Chelsea Manning spent seven years in jail for releasing thousands of classified files to WikiLeaks. Edward Snowden, a former NSA contractor, faces prosecution if he were to return to the US from Russia for comparable offenses: releasing information that showed the NSA to have a sophisticated surveillance infrastructure in place for snooping on Americans. Top US officials frequently blast leakers, but if the complaint processes within intelligence agencies aren’t improved, disgruntled employees may eventually speak out, Reidy worries.
Reality Winner is the most recent contractor charged with illegally providing documents to the media, in this case to The Intercept.
“If you are contemplating whistleblowing … you’re going to sit there and say, ‘If I go through that system, it will not end well for me. I’m going to lose my career and I’m going to be financially devastated,’” Reidy explains. And, it seems, if you stay within the system, your efforts will be for naught.
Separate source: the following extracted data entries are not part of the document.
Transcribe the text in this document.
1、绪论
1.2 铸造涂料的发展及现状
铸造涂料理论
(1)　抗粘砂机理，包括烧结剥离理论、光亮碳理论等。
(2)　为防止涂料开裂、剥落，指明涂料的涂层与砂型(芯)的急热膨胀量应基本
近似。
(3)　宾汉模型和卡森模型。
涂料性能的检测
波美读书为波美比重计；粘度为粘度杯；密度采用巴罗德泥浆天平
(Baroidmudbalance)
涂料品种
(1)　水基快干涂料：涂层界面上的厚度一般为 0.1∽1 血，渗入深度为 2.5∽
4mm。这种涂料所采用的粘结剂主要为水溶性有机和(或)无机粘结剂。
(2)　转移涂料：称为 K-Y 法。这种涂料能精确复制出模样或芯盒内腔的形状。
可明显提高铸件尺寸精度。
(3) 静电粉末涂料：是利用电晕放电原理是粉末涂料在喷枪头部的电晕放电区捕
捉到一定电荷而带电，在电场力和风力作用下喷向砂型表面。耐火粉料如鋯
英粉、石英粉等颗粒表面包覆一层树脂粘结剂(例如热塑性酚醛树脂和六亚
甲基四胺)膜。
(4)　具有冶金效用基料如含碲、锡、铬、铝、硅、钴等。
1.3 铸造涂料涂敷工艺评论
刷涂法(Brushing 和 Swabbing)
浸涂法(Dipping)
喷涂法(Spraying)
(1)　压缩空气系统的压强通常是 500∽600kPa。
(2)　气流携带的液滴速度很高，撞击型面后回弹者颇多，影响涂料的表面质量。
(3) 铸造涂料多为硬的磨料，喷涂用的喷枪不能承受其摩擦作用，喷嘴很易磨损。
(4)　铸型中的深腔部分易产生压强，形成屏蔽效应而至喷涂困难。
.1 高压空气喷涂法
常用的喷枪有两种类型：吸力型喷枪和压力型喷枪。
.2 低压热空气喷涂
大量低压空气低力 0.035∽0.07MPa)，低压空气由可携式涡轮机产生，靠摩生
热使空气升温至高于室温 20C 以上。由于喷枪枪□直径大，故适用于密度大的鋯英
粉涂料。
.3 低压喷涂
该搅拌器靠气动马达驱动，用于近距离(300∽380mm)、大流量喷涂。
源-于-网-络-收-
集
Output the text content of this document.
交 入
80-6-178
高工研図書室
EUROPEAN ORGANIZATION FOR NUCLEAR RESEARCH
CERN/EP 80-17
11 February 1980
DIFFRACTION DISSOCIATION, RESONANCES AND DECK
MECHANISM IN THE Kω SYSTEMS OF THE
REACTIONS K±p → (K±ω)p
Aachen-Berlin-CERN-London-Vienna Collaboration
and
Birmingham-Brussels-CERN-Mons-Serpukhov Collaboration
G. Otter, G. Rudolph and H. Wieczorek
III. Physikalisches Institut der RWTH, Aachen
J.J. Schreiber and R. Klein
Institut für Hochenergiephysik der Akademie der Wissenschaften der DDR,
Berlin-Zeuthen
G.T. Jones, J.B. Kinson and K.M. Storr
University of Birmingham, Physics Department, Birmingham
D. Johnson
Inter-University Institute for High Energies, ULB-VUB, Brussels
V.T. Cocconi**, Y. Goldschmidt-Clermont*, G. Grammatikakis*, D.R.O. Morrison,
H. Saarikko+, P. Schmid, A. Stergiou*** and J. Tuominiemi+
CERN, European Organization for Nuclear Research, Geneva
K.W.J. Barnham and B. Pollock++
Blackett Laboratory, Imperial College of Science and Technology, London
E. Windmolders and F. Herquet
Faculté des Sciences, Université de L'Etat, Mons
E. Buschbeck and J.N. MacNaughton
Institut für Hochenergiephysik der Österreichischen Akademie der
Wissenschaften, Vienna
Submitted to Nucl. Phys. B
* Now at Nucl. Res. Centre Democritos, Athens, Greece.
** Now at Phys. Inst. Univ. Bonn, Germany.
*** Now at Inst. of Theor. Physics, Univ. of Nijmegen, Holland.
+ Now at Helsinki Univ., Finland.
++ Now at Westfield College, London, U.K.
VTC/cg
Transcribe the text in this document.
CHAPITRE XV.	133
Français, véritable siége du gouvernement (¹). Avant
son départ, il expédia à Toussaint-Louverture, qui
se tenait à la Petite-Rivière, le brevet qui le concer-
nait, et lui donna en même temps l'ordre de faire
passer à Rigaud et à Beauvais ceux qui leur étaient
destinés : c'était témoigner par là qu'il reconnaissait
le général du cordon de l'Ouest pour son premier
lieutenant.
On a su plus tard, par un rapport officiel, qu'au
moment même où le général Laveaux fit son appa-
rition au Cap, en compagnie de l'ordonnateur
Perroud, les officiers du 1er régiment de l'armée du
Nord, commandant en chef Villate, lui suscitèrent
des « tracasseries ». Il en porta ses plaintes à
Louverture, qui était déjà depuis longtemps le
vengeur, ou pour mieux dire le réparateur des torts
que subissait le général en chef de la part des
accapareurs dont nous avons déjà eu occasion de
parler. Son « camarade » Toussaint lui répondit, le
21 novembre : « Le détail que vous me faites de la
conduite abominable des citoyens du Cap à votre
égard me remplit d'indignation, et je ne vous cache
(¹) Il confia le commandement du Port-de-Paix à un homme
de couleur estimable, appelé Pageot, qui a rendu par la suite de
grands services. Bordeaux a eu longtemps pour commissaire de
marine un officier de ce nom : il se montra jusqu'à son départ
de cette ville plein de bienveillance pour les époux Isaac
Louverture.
The last time the CIA turned its scrutiny inward happened in 2013 when a few employees were caught stealing candy from vending machines. “They have enough time to look into who is stealing candy from a vending machine but they can’t look into billion-dollar contract fraud?” Reidy wondered. He has since drafted a 90-page document regarding his case and put it in the hands of the Senate Judiciary Committee.
Groupthink doesn’t exactly embolden whistleblowing in the intelligence community. “You will likely find yourself a pariah” for verbally questioning practices that might embarrass the CIA, says Bradley Moss, an attorney who has worked on national security lawsuits with whistleblowers. “Nobody likes someone who rocks the boat.”